All das hält die Politik nicht davon ab, weiterhin Mietpreise und Mietsteigerungen zu begrenzen. Auch diesmal folgt dem Bau-Turbo, eine „Bau-Bremse“. Denn die Bundesregierung will die Preisregulierung für Mieten bis Ende 2029 verlängern.

Es sind genau solche Instrumente aus der Mottenkiste des Sozialismus, die Investoren und Kapitalanleger vom Wohnungsbau abschrecken. Längst ist das vielerorts sichtbar. Da, wo Regulierung eine angemessene Mietentwicklung verhindert, wird schlichtweg nicht gebaut werden. Die Folge: In den vergangenen zehn Jahren sind die Mieten für im Internet angebotene Wohnungen mit einer Fläche zwischen 40 und 100 Quadratmetern im Schnitt um 50 Prozent gestiegen. Das muss selbst das Bundesbauministerium einräumen.
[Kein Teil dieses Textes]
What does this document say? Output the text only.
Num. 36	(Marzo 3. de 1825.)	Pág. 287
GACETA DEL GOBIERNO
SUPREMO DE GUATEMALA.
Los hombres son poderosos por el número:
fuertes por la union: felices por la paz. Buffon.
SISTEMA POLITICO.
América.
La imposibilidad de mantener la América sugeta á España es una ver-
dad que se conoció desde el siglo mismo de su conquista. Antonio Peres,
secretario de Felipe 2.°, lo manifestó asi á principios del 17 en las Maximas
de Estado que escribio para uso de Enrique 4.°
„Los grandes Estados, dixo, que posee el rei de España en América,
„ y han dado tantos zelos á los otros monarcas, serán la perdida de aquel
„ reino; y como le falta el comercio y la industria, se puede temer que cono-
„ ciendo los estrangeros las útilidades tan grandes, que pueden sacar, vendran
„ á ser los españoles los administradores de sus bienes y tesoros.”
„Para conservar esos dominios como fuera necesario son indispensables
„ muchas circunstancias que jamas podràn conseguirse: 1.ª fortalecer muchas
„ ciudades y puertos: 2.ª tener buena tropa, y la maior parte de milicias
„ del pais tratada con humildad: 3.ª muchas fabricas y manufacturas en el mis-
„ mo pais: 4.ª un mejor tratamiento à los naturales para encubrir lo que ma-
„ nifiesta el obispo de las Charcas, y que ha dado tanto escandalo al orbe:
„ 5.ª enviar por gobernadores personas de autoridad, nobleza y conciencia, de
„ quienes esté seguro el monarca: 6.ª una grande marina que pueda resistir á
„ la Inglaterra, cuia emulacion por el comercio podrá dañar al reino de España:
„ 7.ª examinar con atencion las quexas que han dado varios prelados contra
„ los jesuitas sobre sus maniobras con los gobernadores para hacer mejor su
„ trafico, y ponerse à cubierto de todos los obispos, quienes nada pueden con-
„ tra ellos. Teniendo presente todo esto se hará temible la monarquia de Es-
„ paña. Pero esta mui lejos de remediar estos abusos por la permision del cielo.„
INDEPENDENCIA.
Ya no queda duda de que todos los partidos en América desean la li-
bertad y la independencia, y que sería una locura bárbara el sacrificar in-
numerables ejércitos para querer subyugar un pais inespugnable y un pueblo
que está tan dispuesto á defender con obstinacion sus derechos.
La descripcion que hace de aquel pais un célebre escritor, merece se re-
Investitionsfreundliche Bedingungen schaffen

Was ist also zu tun, um die Trendwende einzuleiten? Die Politik muss sich darauf fokussieren, investitionsfreundliche Bedingungen zu schaffen. Dazu gehören Steueranreize für Investoren sowie attraktive steuerliche Abschreibungsmöglichkeiten, um zusätzliche Liquiditätsspielräume zu mobilisieren. Das muss mit Rechtssicherheit für Investitionen flankiert werden – und zwar über politische Legislaturperioden hinweg, um das Risiko von Investitionsruinen durch nachträgliche Regeländerungen auszuschließen.
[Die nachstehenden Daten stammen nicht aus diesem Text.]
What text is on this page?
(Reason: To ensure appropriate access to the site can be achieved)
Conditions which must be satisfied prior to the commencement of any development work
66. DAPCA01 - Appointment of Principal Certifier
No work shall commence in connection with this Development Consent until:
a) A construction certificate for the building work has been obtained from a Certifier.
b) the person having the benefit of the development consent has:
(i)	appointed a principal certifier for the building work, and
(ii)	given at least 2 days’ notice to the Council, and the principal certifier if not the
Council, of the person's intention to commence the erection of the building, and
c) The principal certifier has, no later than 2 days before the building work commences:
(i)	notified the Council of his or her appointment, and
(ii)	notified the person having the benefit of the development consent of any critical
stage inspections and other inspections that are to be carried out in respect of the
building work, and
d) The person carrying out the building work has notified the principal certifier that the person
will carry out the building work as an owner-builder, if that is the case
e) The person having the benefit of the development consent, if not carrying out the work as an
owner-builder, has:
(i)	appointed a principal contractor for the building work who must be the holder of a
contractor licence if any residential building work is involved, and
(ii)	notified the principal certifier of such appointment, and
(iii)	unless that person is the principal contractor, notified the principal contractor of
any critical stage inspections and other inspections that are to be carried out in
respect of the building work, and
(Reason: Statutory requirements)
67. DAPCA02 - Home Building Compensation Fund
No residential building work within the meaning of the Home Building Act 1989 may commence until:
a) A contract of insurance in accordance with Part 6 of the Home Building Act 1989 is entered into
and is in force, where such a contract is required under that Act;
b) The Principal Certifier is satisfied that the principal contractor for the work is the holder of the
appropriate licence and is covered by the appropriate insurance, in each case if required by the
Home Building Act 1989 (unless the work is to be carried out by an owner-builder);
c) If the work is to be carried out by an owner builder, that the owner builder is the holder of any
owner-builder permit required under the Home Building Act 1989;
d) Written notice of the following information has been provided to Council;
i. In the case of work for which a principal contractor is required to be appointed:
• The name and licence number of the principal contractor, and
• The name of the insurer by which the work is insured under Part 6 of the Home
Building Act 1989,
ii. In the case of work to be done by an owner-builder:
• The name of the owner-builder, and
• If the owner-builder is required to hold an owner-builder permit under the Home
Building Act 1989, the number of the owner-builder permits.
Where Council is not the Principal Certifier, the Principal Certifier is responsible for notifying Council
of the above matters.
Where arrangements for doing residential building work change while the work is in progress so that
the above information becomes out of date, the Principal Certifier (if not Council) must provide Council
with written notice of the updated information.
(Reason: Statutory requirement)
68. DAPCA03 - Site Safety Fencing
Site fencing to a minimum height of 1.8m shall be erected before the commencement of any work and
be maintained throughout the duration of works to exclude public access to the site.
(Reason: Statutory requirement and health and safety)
Statt Fördermittel zu verteilen, sollte der Staat private Hausbauer unterstützen, indem er Einkommensteuer und Lohnnebenkosten so senkt, dass auch Durchschnittsverdiener wieder ein Eigenheim aus eigener Kraft finanzieren können.

Die Politik muss den Mut aufbringen, Investoren als Partner zu begreifen. Nur mit ihnen lässt sich die Wohnungsfrage lösen – nicht gegen sie. Erst wenn sich Investitionen wieder rechnen, wird in nennenswertem Umfang gebaut. Und das allein führt langfristig zu bezahlbaren Mieten.